The investigation into “Greyball” software, which was thought to allow drivers to avoid regulators and deny service, was dropped after the city found no evidence the tool was used.
(TNS) -- Portland's investigation into Uber's use of software to avoid regulators, which escalated dramatically when the city subpoenaed the ride-sharing company for records, came to an unremarkable conclusion Thursday.
The city found no evidence that Uber had used the piece of software the company called "Greyball" to avoid regulators or deny service to other riders.
A video from The Oregonian/OregonLive at the time showed the software in action, as regulators trying to hail an Uber were repeatedly denied service.
The company acknowledged having used the software in 2014, but said it stopped after an agreement cleared the way for Uber and other ride-hailing apps to operate in Portland.

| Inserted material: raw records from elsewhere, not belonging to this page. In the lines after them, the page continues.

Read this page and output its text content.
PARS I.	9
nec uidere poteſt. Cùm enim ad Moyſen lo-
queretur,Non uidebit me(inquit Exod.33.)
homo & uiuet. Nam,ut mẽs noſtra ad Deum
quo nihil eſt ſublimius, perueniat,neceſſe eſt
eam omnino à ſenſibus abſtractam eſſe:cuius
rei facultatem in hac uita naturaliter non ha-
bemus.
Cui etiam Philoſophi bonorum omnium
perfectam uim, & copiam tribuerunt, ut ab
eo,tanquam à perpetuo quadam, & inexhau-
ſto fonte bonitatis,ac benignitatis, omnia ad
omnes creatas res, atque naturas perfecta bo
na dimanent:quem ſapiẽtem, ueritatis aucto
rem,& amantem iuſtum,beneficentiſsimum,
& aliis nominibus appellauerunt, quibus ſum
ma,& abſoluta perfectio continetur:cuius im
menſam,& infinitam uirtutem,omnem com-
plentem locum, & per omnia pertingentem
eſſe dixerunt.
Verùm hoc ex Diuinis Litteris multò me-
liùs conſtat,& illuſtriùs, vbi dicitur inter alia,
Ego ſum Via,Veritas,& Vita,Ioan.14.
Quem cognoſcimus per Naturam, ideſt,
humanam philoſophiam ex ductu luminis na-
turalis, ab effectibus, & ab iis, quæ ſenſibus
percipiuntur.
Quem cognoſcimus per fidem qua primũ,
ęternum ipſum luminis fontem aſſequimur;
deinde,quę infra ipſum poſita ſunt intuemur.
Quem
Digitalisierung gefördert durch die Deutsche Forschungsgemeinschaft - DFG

It offered some details on the use of the software, but city Commissioner Dan Saltzman, who oversees the Transportation Bureau, and Mayor Ted Wheeler said it wasn't sufficient. The City Council in May voted to subpoena the company for more information, including the company's Greyball "playbook" and the actual software behind the effort.
Saltzman said the company complied with the subpoena.
"Through this subpoena process, we have a greater understanding of their activities in Portland, and the extent to which the Greyball tool was used here," Saltzman said in a statement. "Moving forward, we have ensured that no attempts to evade regulators or deny service to riders in violation of City code or law will be allowed in the future."
Nonetheless, Saltzman said the City Council will consider new taxi-industry regulations later this year, including some aimed at preventing the use of software like Greyball.